L’esperienza della sala Eden di Stezzano – che oggi offre una programmazione varia e vitale – trae linfa vitale dalla storia della sala stessa. Perché come affermato da un volontario responsabile, “conoscere l’origine della propria sala può essere uno stimolo ed una linea guida per avere chiaro il cammino ed il suo obiettivo”. Realizzata negli anni ’50 a partire da un progetto dell’architetto Pizzigoni su un’azione di lungimiranza da parte della parrocchia e restaurata nel 2004 su progetto dello studio Parrini, la sala forniva e fornisce un luogo di generazione culturale straordinario dal punto di vista architettonico: una sala curva su tutti gli assi a 360° che consente agli spettatori una migliore fruizione dello spettacolo, sia da un punto di vista visuale che acustico.

Realizzata grazie ad una raccolta fondi online, l’arena estiva di Cologno si caratterizza invece per il fatto di essere interamente gestita da un gruppo di giovani volontari che, sfruttando diverse innovazioni smart nonché tutti i canali di comunicazione possibili (in primis i social e il web), sono riusciti nell’intento di mantenere almeno una programmazione nei mesi estivi, da giugno a settembre.

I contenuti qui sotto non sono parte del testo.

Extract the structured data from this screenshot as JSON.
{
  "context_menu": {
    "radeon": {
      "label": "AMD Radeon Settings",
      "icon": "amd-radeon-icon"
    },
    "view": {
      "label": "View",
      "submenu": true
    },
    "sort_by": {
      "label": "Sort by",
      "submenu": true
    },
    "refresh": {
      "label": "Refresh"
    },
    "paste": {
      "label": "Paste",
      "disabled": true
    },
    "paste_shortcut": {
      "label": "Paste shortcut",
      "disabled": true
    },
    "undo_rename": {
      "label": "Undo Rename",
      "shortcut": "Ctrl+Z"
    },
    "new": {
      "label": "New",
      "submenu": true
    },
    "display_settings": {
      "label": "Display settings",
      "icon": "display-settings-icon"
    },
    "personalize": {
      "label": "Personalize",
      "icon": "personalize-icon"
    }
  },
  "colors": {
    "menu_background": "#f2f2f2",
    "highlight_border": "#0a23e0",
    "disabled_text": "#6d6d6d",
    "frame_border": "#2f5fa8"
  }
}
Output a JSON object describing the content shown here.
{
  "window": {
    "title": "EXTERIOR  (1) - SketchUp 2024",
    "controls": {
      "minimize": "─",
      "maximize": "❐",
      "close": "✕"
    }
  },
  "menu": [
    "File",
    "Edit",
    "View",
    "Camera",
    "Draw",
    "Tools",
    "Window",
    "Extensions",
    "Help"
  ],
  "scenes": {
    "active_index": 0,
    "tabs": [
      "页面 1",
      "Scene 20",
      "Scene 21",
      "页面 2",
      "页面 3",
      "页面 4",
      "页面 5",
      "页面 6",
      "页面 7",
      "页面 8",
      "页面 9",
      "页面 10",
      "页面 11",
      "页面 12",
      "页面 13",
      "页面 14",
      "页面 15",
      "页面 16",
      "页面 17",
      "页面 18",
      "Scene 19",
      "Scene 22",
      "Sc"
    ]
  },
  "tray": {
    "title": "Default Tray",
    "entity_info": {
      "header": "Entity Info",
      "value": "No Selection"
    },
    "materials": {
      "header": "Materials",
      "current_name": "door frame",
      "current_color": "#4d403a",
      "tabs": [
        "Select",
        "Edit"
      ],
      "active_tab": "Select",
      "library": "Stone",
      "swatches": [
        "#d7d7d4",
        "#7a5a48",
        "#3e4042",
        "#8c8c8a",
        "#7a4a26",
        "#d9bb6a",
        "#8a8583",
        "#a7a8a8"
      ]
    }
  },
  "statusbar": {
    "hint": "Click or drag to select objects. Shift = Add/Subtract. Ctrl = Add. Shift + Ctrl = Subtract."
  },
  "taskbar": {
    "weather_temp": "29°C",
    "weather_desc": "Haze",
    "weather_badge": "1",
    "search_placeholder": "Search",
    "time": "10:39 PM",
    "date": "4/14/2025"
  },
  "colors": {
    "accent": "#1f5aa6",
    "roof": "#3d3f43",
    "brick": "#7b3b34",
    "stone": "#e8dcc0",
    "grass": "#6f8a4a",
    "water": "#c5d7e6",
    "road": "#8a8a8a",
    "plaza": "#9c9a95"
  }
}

Infine, ultima ma non meno interessante, l’esperienza della sala di Clusone, che trae la sua forza dal buon numero di volontari, ben organizzati e di ogni fascia d’età, e dallo stretto legame con l’oratorio. La programmazione della sala è particolarmente varia e spazia dalle proiezioni cinematografiche – di blockbuster ma anche di balletti, opera, documentari d’arte – alle iniziative organizzate in collaborazione con i giovani della comunità – serate a tema, rassegne, eventi speciali. Tutto ciò viene promosso attraverso i principali canali social e viene quasi interamente gestito tramite piattaforma web (ad es. l’emissione dei biglietti per le rappresentazioni o gli spettacoli).

Ecco quindi che creatività, quindi la capacità di immaginare nuovi percorsi per le sale parrocchiali, comunione, che è l’anima dell’aggregazione, e visione, che è lo sguardo che si alimenta nell’oggi per proiettarsi sul futuro, sono i tre semi che se piantati nel terreno fertile dei legami umani, possono generare frutti sani e maturi, il cui ricordo sopravvivrà anche al di fuori della sala cinematografica.